Training accuracy: 0.71484375
# of leaves: 2
if feature_1842 = true then:
    predicted Prediction: 0

else if feature_1842 != true then:
    predicted Prediction: 1


In [5]:
######################################################################
# 2 .  Helper: extract cut-points from a TreeFARMS tree --------------
######################################################################
def bins_from_tree(tree, feat_names):
    """
    Parameters
    ----------
    tree : one element returned by `model[...]`
    feat_names : list[str]

    Returns
    -------
    dict   {feature_name : sorted list of thresholds}
    """
    # Obtain the underlying scikit-learn DecisionTreeClassifier
    if hasattr(tree, "to_sklearn"):
        sk_tree = tree.to_sklearn()
    elif hasattr(tree, "sklearn_tree_"):   # older API
        sk_tree = tree
    else:
        raise RuntimeError("Cannot access sklearn tree in this TreeFARMS object")

    cuts = {}
    tree_ = sk_tree.tree_
    for node_id in range(tree_.node_count):
        feat_idx = tree_.feature[node_id]
        thr      = tree_.threshold[node_id]
        if feat_idx >= 0:                    # −2 means leaf
            fname = feat_names[feat_idx]
            cuts.setdefault(fname, set()).add(float(thr))

    return {f: sorted(thrs) for f, thrs in cuts.items()}

In [6]:
######################################################################
# 3 .  Print best tree + discretisation bins -------------------------
######################################################################
best_tree = model[0]  # lowest objective value
print(f"\n=== Best tree ===\n{best_tree}")
print("Training accuracy :", best_tree.score(X, y))
print("# leaves          :", best_tree.leaves())
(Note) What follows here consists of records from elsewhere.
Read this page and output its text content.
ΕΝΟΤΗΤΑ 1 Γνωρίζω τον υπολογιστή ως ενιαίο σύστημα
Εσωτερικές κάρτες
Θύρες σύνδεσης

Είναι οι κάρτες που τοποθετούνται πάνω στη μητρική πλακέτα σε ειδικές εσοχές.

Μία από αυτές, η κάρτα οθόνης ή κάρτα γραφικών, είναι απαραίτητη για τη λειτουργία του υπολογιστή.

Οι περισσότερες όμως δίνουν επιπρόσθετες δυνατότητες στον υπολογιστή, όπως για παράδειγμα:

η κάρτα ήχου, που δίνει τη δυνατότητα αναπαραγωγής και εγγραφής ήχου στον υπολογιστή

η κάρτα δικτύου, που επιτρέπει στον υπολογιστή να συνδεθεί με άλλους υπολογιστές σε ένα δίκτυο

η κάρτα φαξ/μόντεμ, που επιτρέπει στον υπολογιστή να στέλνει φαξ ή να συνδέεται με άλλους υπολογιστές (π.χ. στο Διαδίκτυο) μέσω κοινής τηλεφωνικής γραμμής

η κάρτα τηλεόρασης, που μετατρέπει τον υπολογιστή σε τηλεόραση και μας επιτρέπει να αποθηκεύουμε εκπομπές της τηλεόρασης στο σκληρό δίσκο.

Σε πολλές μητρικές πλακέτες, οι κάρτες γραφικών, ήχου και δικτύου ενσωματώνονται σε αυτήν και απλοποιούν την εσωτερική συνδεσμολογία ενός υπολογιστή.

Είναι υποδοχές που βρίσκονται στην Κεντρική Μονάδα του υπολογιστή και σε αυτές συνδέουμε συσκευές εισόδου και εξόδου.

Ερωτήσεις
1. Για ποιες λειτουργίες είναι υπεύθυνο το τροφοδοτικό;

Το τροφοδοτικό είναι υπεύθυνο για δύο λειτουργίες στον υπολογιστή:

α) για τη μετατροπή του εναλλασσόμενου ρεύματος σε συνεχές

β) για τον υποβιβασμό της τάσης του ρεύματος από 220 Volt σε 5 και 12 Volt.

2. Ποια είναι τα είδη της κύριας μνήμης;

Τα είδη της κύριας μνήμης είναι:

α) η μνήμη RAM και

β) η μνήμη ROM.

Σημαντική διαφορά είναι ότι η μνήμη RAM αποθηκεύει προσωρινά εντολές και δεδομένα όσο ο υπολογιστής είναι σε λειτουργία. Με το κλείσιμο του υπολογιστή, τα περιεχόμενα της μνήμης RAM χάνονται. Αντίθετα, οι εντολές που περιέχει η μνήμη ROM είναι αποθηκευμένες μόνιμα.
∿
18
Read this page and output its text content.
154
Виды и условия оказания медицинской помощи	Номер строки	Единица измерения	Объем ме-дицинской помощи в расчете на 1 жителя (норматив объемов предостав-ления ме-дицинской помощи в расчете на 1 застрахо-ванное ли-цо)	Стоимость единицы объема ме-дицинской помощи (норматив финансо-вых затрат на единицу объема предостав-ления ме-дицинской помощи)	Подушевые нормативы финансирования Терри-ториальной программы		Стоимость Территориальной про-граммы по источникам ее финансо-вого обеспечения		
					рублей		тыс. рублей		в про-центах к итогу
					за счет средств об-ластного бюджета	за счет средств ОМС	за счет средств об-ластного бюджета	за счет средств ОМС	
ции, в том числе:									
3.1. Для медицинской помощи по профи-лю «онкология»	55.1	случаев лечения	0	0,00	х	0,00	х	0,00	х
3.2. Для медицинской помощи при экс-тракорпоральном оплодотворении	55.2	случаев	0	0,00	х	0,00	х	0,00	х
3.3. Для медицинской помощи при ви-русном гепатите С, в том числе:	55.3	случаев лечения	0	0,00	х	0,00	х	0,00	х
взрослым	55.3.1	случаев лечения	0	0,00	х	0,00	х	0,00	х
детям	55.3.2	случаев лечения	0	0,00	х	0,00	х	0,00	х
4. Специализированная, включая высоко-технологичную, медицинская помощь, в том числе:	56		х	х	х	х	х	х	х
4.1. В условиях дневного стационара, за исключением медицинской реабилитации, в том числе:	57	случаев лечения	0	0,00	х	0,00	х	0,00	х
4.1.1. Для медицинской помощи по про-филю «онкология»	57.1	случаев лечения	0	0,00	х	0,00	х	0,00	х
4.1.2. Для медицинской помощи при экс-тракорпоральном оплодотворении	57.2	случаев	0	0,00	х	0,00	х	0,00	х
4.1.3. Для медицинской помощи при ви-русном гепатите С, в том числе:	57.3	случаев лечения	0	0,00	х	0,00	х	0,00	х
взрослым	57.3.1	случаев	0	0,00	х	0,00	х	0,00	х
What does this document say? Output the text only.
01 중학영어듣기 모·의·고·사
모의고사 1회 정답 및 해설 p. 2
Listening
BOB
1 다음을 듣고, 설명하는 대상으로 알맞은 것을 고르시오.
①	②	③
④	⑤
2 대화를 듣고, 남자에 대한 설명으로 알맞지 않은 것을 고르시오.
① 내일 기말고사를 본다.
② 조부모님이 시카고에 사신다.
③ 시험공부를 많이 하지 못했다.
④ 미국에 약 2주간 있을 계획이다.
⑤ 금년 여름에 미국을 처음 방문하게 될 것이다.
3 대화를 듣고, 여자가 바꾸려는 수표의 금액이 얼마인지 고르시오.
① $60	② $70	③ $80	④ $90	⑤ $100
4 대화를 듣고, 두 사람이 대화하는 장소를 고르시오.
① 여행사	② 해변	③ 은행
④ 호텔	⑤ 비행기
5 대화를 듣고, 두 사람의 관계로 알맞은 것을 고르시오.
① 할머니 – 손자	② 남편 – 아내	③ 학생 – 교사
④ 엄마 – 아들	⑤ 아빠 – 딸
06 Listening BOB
print("\nCut-points (bins) extracted from this tree:")
for feat, cut_list in bins_from_tree(best_tree, feature_names).items():
    print(f"  {feat:8s} : {cut_list}")

######################################################################
# 4 .  Repeat for entire Rashomon set (optional) ---------------------
######################################################################
for idx, t in enumerate(model):
    print(f"\n--- Tree #{idx}  objective={t.objective:.4f} ---")
    for feat, cuts in bins_from_tree(t, feature_names).items():
        print(f"  {feat:8s} : {cuts}")



=== Best tree ===
if feature_1842 = true then:
    predicted Prediction: 0

else if feature_1842 != true then:
    predicted Prediction: 1
Training accuracy : 0.71484375
# leaves          : 2

Cut-points (bins) extracted from this tree:


RuntimeError: Cannot access sklearn tree in this TreeFARMS object

In [7]:
best = model[0]  # lowest objective value
best.__all_leaves__()

[{'prediction': 1, 'name': 'Prediction'},
 {'prediction': 0, 'name': 'Prediction'}]